We watched these two videos:
And I asked my students to jot down notes of things that sounded familiar to them and we put them on the board. We heard issues of gender, class (specifically poverty), the rural/urban divide, politics and power, government and power, and grassroots empowerment. Such a simple thing, to plant a tree and allow rural women the opportunity to stand on their own two feet.

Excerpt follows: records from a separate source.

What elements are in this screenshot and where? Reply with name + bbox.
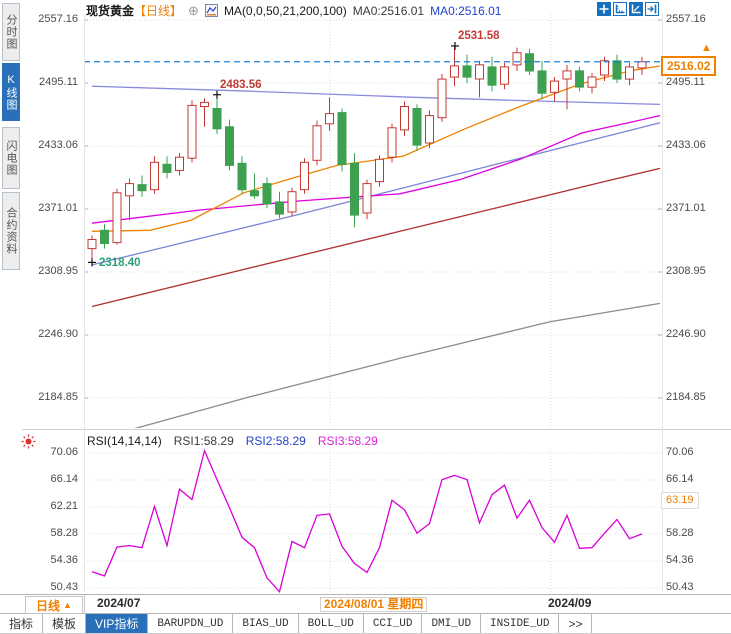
price-axis-label-left: 2184.85 bbox=[26, 391, 78, 404]
sidebar-tab-3[interactable]: 闪电图 bbox=[2, 127, 20, 189]
rsi-axis-label-right: 50.43 bbox=[666, 581, 694, 594]
rsi-axis-label-right: 70.06 bbox=[666, 446, 694, 459]
bottom-tab-BIAS_UD[interactable]: BIAS_UD bbox=[233, 614, 298, 633]
price-axis-label-left: 2246.90 bbox=[26, 328, 78, 341]
bottom-tab-指标[interactable]: 指标 bbox=[0, 614, 43, 633]
x-axis-date-label: 2024/08/01 星期四 bbox=[320, 597, 427, 612]
price-axis-label-right: 2246.90 bbox=[666, 328, 706, 341]
sidebar-tab-4[interactable]: 合约资料 bbox=[2, 192, 20, 270]
bottom-tab-BOLL_UD[interactable]: BOLL_UD bbox=[299, 614, 364, 633]
price-up-arrow-icon: ▲ bbox=[701, 42, 712, 54]
rsi-axis-label-right: 58.28 bbox=[666, 527, 694, 540]
rsi-axis-label-left: 50.43 bbox=[26, 581, 78, 594]
chart-header: 现货黄金 【日线】 ⊕ MA(0,0,50,21,200,100) MA0:25… bbox=[86, 3, 501, 18]
x-axis-date-label: 2024/07 bbox=[97, 597, 140, 610]
ma-orange bbox=[92, 66, 660, 231]
rsi-header: RSI(14,14,14) RSI1:58.29 RSI2:58.29 RSI3… bbox=[87, 434, 378, 448]
price-axis-label-left: 2557.16 bbox=[26, 13, 78, 26]
price-axis-label-left: 2371.01 bbox=[26, 202, 78, 215]
ma-params-label: MA(0,0,50,21,200,100) bbox=[224, 4, 347, 18]
price-axis-label-left: 2308.95 bbox=[26, 265, 78, 278]
period-label: 【日线】 bbox=[134, 2, 182, 19]
bottom-tab-CCI_UD[interactable]: CCI_UD bbox=[364, 614, 423, 633]
rsi-axis-label-left: 54.36 bbox=[26, 554, 78, 567]
rsi-axis-label-right: 54.36 bbox=[666, 554, 694, 567]
trading-app-window: 现货黄金 【日线】 ⊕ MA(0,0,50,21,200,100) MA0:25… bbox=[0, 0, 731, 634]
ma-lavender bbox=[92, 86, 660, 104]
candlestick-series bbox=[88, 46, 646, 262]
axis-range-icon[interactable] bbox=[613, 2, 627, 16]
price-axis-label-left: 2433.06 bbox=[26, 139, 78, 152]
chart-toolbar bbox=[597, 2, 659, 16]
sidebar-tab-1[interactable]: 分时图 bbox=[2, 3, 20, 61]
x-axis-date-label: 2024/09 bbox=[548, 597, 591, 610]
ma-darkred bbox=[92, 168, 660, 306]
chart-canvas[interactable] bbox=[0, 0, 731, 634]
ma0-value-2: MA0:2516.01 bbox=[430, 4, 501, 18]
price-axis-label-right: 2308.95 bbox=[666, 265, 706, 278]
rsi3-value: RSI3:58.29 bbox=[318, 434, 378, 448]
bottom-tab->>[interactable]: >> bbox=[559, 614, 592, 633]
ma-blue bbox=[92, 123, 660, 265]
ma0-value-1: MA0:2516.01 bbox=[353, 4, 424, 18]
rsi-axis-label-right: 66.14 bbox=[666, 473, 694, 486]
rsi-axis-label-left: 58.28 bbox=[26, 527, 78, 540]
bottom-tab-DMI_UD[interactable]: DMI_UD bbox=[422, 614, 481, 633]
price-axis-label-left: 2495.11 bbox=[26, 76, 78, 89]
price-annotation: 2318.40 bbox=[99, 257, 141, 270]
rsi-current-tag: 63.19 bbox=[661, 492, 699, 509]
rsi-axis-label-left: 62.21 bbox=[26, 500, 78, 513]
date-row-divider bbox=[84, 595, 85, 613]
axis-scale-icon[interactable] bbox=[629, 2, 643, 16]
bottom-tab-INSIDE_UD[interactable]: INSIDE_UD bbox=[481, 614, 559, 633]
price-annotation: 2531.58 bbox=[458, 30, 500, 43]
ma-gray bbox=[110, 303, 660, 435]
pan-crosshair-icon[interactable] bbox=[597, 2, 611, 16]
price-annotation: 2483.56 bbox=[220, 79, 262, 92]
plot-left-border bbox=[84, 14, 85, 592]
rsi-axis-label-left: 66.14 bbox=[26, 473, 78, 486]
collapse-panel-icon[interactable] bbox=[645, 2, 659, 16]
rsi2-value: RSI2:58.29 bbox=[246, 434, 306, 448]
bottom-tab-模板[interactable]: 模板 bbox=[43, 614, 86, 633]
period-selector-button[interactable]: 日线 ▲ bbox=[25, 596, 83, 614]
bottom-tab-VIP指标[interactable]: VIP指标 bbox=[86, 614, 148, 633]
price-axis-label-right: 2371.01 bbox=[666, 202, 706, 215]
rsi-params-label: RSI(14,14,14) bbox=[87, 434, 162, 448]
price-axis-label-right: 2495.11 bbox=[666, 76, 705, 89]
indicator-tabs-bar: 指标模板VIP指标BARUPDN_UDBIAS_UDBOLL_UDCCI_UDD… bbox=[0, 614, 731, 634]
bottom-tab-BARUPDN_UD[interactable]: BARUPDN_UD bbox=[148, 614, 233, 633]
pane-separator bbox=[22, 429, 731, 430]
price-axis-label-right: 2557.16 bbox=[666, 13, 706, 26]
rsi-line bbox=[92, 451, 642, 592]
price-axis-label-right: 2184.85 bbox=[666, 391, 706, 404]
ma-chart-icon[interactable] bbox=[205, 4, 218, 17]
period-button-label: 日线 bbox=[36, 597, 60, 614]
chevron-up-icon: ▲ bbox=[63, 600, 72, 610]
last-price-tag: 2516.02 bbox=[661, 56, 716, 76]
indicator-settings-sun-icon[interactable] bbox=[21, 434, 36, 454]
rsi1-value: RSI1:58.29 bbox=[174, 434, 234, 448]
expand-icon[interactable]: ⊕ bbox=[188, 3, 199, 19]
symbol-title: 现货黄金 bbox=[86, 2, 134, 19]
sidebar-tab-2[interactable]: K线图 bbox=[2, 63, 20, 121]
price-axis-label-right: 2433.06 bbox=[666, 139, 706, 152]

We spent the rest of the class period working on the topics for their WP3, on human-caused disasters. Most of them had a decent idea of what they would do: tracking, the BP oil spill, ocean dead zones, the Keystone XL pipeline, and more. What I emphasized as we wrapped up the class is that I want them to concentrate on complicating what is going on. One of the problems we see with these human-caused disasters is that there is a huge divide between people and the environment. It's an either/or, not a both/and. So, I want them to make sure that they're talking about a disaster in a specific place--fracking in Texas is going to be a different issue than fracking in Ohio or Pennsylvania. The place matters. The people matter. Who, specifically, is affected? Race, gender, class, economic status, heritage, etc. Why should anybody care?
Their rough drafts are due next Friday, so I'm pushing them to work on the researching now, this weekend, so they can have something solid before Friday, because their last rough drafts were not good. I hope they can apply what they learned last time to this paper. I'm going to be very interested to see what happens with this project. Verrrry interested. And like I'm noticing with my 252, there's still an energy to the class that defies this race-to-the-end-of-the-semester, which is just plain awesome.